Species of flowering plant

Fuchsia fulgens is a plant of the genus Fuchsia native to Mexico and Central America.

==Description==
Shrubby, upright growth and thickened, tuberous roots.
- Height and Spread: Reaches heights of 1.5 m (5 ft) or more. Spreads as wide as 80 cm (32 in).
- Stems: Woody
- Leaves: Opposite, ovate or heart-shaped leaves are pale or sage green, paler green or flushed red beneath.
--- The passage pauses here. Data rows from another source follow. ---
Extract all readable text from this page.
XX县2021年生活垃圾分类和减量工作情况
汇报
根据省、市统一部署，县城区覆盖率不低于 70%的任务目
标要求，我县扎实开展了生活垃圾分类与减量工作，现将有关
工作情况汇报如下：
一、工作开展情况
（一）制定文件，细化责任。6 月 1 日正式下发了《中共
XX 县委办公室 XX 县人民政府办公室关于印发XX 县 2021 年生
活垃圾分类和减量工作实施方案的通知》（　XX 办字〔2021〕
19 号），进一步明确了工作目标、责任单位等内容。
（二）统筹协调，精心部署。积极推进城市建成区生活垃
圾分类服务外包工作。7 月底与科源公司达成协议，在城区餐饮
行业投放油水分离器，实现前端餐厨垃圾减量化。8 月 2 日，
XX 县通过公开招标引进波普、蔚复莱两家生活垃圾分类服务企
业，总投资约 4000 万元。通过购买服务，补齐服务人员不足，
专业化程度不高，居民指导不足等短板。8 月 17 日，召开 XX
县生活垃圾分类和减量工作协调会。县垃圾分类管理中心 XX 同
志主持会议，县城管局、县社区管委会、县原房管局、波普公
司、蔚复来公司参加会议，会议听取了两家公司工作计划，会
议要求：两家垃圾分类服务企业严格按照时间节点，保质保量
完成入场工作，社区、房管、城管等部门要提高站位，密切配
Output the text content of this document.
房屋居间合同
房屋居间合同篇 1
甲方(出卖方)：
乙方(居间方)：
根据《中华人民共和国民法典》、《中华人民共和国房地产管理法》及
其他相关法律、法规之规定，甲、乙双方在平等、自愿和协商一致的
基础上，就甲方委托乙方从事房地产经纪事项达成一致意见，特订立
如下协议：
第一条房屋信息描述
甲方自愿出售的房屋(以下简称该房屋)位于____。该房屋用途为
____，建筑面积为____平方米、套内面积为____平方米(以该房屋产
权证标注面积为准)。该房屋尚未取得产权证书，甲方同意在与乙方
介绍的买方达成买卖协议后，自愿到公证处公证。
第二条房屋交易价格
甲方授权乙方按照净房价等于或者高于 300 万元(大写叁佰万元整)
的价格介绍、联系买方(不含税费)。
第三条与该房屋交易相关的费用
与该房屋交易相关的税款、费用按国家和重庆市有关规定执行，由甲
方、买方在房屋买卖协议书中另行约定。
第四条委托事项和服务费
Length ranges from 9–23 cm (3.5–9 in), or typically 17x12cm (7x5in) with fine red teeth tipped with glands.
- Flowers: Short, terminal racemes of pendant, single flowers.
  - Tube: Tubes range in color from pink to dull red or scarlet.
  - Sepals: Sepals are pale red, or pale yellow at the base, and tinged yellow-green at the margins.
  - Corolla: Bright red in color.
- Fruit: Oblong to ellipsoid in shape and deep purple in color.

==Cultivation==
- Hardiness: Half-hardy. Minimum temperature of 5 °C (41 °F).

==Etymology==
Fuchsia is named for Leonhart Fuchs (1501–1566), a renaissance botanist and professor at Tübingen. Fulgens means 'shining' or 'glistening', often in reference (as in this case) to red flowers.